Ohne ihm noch weitere
Beachtung zu schenken hastete sie wieder zurück. Als sie kurz
den Blick über die Schulter warf, konnte sie sehen, wie Harry in
die andere Richtung rannte.
Stille. Vollkommene Stille, als Hermione wieder durch das Portailoch zum Ravenclaw-Gemeinschaftsraum stürmte. Tatsächlich war er vollkommen leer und in dem Sessel, in welchem er zuvor gesessen hatte, saß Draco nun nicht mehr. Sie wusste nicht wieso, doch ein ungutes Gefühl machte sich in ihr breit. Es war komisch, dass ein Mensch sich so schnell erholen konnte, wenn er gerade um sein Leben geschrien hatte. Vielleicht aber auch... Nein! Sie wollte nicht daran denken, dass er vielleicht gar nicht mehr am Leben sein könnte.
„Draco?", rief sie vorsichtig in die Stille hinein. „Wo bist du?"

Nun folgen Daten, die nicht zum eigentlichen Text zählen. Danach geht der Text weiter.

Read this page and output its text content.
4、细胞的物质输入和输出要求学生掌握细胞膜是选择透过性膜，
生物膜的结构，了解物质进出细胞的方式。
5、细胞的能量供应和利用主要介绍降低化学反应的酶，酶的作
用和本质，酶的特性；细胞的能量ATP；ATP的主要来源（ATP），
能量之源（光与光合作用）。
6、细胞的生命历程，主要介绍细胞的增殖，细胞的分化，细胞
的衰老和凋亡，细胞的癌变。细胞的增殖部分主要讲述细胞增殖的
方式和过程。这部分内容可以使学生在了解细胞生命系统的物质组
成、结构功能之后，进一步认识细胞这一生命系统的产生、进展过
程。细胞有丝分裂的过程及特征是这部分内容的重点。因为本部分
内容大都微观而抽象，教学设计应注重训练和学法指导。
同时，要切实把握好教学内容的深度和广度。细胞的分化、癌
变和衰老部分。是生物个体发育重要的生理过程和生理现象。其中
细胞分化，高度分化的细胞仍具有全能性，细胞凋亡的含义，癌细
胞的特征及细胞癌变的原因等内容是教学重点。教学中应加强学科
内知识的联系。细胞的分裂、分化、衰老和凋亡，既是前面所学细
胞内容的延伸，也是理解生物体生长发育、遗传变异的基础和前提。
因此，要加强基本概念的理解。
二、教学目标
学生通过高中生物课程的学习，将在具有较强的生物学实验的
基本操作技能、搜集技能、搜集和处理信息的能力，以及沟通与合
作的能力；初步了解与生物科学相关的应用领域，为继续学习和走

Unglücklicherweise antwortete ihr niemand mehr. Mit vorsichtigen Schritten trat sie weiter in den Raum hinein. In ihr wuchs die Befürchtung jeden Augenblick seinen leblosen Körper hinter einem Sessel vorzufinden. Alleine schon bei dem Gedanken rannte ihr ein Schauer über den Rücken und sie spürte wie sich wieder Tränen in ihren Augen bildeten.
„Sag doch was! Draco?!"
„Hermione", entgegnete
plötzlich dessen Stimme hinter ihr.
Erschrocken wirbelte sie
herum und starrte ihn voller Entsetzten an. Draco stand lässig,
im Schatten des Porträtlochs, gegen die Wand gelehnt und sah sie
aufmerksam an. So war es Hermione auch unmöglich gewesen ihn
beim Hereinkommen zu bemerken. Plötzlich überwand sie ihren
Schreck, stürmte auf ihn zu und fiel ihm um den Hals.
„Oh
mein Gott", schluchzte sie verzweifelt. „Ich dachte schon... ich
dachte wirklich du wärst tot."
Draco legte die Arme um sie und lächelte sanft in ihr Haar.

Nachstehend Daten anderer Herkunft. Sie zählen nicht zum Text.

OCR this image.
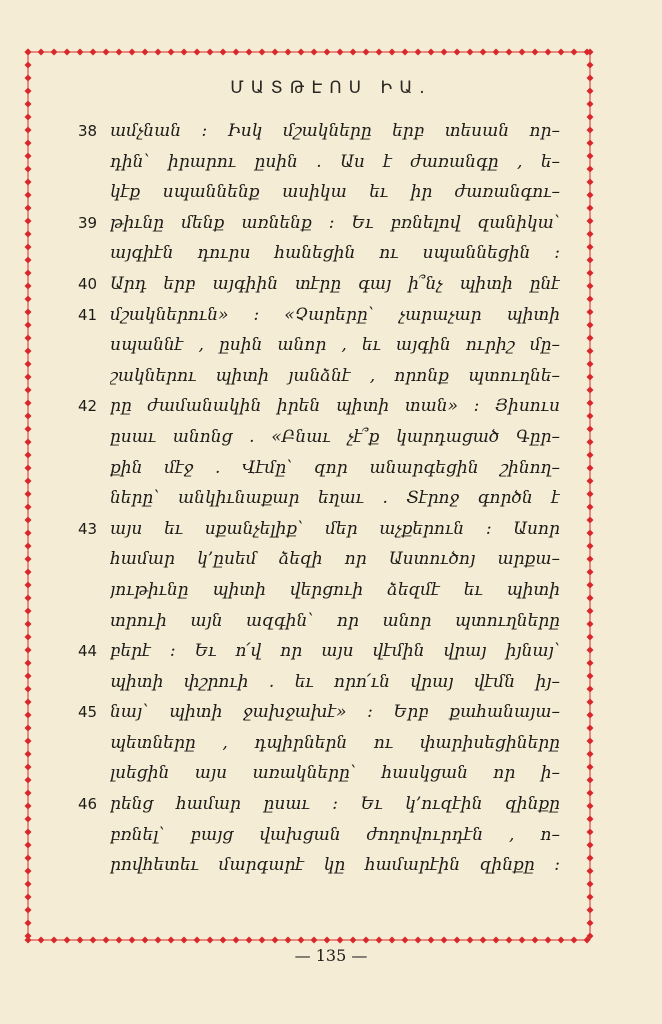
ՄԱՏԹԷՈՍ ԻԱ.
38 ամչնան : Իսկ մշակները երբ տեսան որ–
դին՝ իրարու ըսին . Աս է ժառանգը , ե–
կէք սպաննենք ասիկա եւ իր ժառանգու–
39 թիւնը մենք առնենք : Եւ բռնելով զանիկա՝
այգիէն դուրս հանեցին ու սպաննեցին :
40 Արդ երբ այգիին տէրը գայ ի՞նչ պիտի ընէ
41 մշակներուն» : «Չարերը՝ չարաչար պիտի
սպաննէ , ըսին անոր , եւ այգին ուրիշ մը–
շակներու պիտի յանձնէ , որոնք պտուղնե–
42 րը ժամանակին իրեն պիտի տան» : Յիսուս
ըսաւ անոնց . «Բնաւ չէ՞ք կարդացած Գըր–
քին մէջ . Վէմը՝ զոր անարգեցին շինող–
ները՝ անկիւնաքար եղաւ . Տէրոջ գործն է
43 այս եւ սքանչելիք՝ մեր աչքերուն : Ասոր
համար կ’ըսեմ ձեզի որ Աստուծոյ արքա–
յութիւնը պիտի վերցուի ձեզմէ եւ պիտի
տրուի այն ազգին՝ որ անոր պտուղները
44 բերէ : Եւ ո՛վ որ այս վէմին վրայ իյնայ՝
պիտի փշրուի . եւ որո՛ւն վրայ վէմն իյ–
45 նայ՝ պիտի ջախջախէ» : Երբ քահանայա–
պետները , դպիրներն ու փարիսեցիները
լսեցին այս առակները՝ հասկցան որ ի–
46 րենց համար ըսաւ : Եւ կ’ուզէին զինքը
բռնել՝ բայց վախցան ժողովուրդէն , ո–
րովհետեւ մարգարէ կը համարէին զինքը :
— 135 —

„Ich? Hermione du weißt doch, Unkraut vergeht nicht",
wisperte er.
Hermione hob ihren Kopf und sah ihn an. „Was war
das eben? Was ist passiert? Du hast so gelitten! Ich wusste nicht was
ich machen sollte!"
„Ich weiß, es wäre dir aber
auch nicht möglich gewesen irgendetwas zu tun." Draco löste
die Umarmung und ging an ihr vorbei. „Das Lederband war Schuld. Du
hättest nichts verhindern können. Voldemort ist stärker
als wir alle zusammen. Ich glaube nicht, dass wir ihn je besiegen
könnten."
Hermione folgte ihm. „Wie?", fragte sie verwirrt.
„Ja,
ich glaube es ist nutzlos. Eigentlich könnten wir ja gleich
aufgeben. Dann würde unser Tod sicher nicht so schmerzhaft sein.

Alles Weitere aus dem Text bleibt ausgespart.